Il me montre où placer mes doigts pour jouer un accord. Lorsque mon pouce passe maladroitement d'une corde à l'autre, les sons qui en résultent n'ont rien d'harmonieux. Néanmoins, Guillaume ne se décourage pas. Avec la même patience dont il a fait preuve lors de l'atelier d'origami, il positionne mes doigts.

Ma deuxième tentative est déjà plus mélodieuse. Fière du résultat, j'adresse un grand sourire à mon professeur.

« Tu vois, tu y arrives très bien.

— J'ai encore du chemin à faire avant de jouer aussi bien que toi.

— Il faut que tu arrêtes de faire ça.

— De faire quoi ? m'étonné-je en fronçant légèrement les sourcils.

— De te dévaloriser. Tu as le droit de ne pas être douée pour tout, mais ça ne signifie pas que tu es nulle. C'est une bonne chose, d'avoir une marge de progression. Sinon tu t'ennuierais. »

À cet instant, un phénomène étrange se produit dans ma poitrine.

Oh, oh.

Comment on respire, déjà ?

Lorsque je rentre enfin dans ma chambre, j'ai seulement assez d'énergie pour m'allonger sur le lit et fixer le plafond. J'ai la désagréable impression d'être bloquée.

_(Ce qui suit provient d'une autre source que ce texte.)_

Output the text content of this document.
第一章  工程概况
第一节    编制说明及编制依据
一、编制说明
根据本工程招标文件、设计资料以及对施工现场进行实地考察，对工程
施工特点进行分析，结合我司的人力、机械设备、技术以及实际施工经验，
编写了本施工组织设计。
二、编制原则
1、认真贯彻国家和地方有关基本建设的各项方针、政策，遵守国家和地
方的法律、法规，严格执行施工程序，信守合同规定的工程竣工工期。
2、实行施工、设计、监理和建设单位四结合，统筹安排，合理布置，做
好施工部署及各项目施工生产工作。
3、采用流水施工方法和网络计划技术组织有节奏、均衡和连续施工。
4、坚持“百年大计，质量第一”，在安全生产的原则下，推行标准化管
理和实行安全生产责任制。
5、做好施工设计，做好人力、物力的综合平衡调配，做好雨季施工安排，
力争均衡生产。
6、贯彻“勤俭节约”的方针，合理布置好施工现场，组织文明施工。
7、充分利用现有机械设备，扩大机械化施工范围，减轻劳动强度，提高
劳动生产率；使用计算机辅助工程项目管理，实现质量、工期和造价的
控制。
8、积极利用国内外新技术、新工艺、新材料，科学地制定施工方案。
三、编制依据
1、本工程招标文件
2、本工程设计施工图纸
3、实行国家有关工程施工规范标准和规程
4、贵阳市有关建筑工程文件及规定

Et pour cause, je me trouve dans une impasse. Je ne peux pas expliquer à Guillaume que je ne suis pas réellement en couple avec son frère parce que ça m'obligerait à en dévoiler la raison.

Il m'est aussi impossible d'en parler à mon meilleur ami. Qu'est-ce que je pourrais bien lui dire ? Que je craque vraisemblablement pour son frère, qu'en plus d'être plutôt agréable à regarder il se trouve être l'un des rares spécimens de la gent masculine à trouver grâce à mes yeux et que ça m'arrangerait de le mettre dans la confidence pour un potentiel flirt alors que mes chances de le revoir par la suite sont plus que minces ?

Je pourrais essayer de me convaincre qu'il ne s'agit que d'un coup de cœur passager ou tenter d'ignorer ces curieux sentiments qui agitent mon esprit. Mais vu le nombre de moments embarrassants qui se sont produits en une seule journée, je redoute celle de demain.

Et dire que je devrais me trouver en plein road trip avec mon meilleur ami.

Après tout, c'est peut-être sa faute. Il aurait pu me dire que c'était contagieux, sa malédiction d'attraction impossible.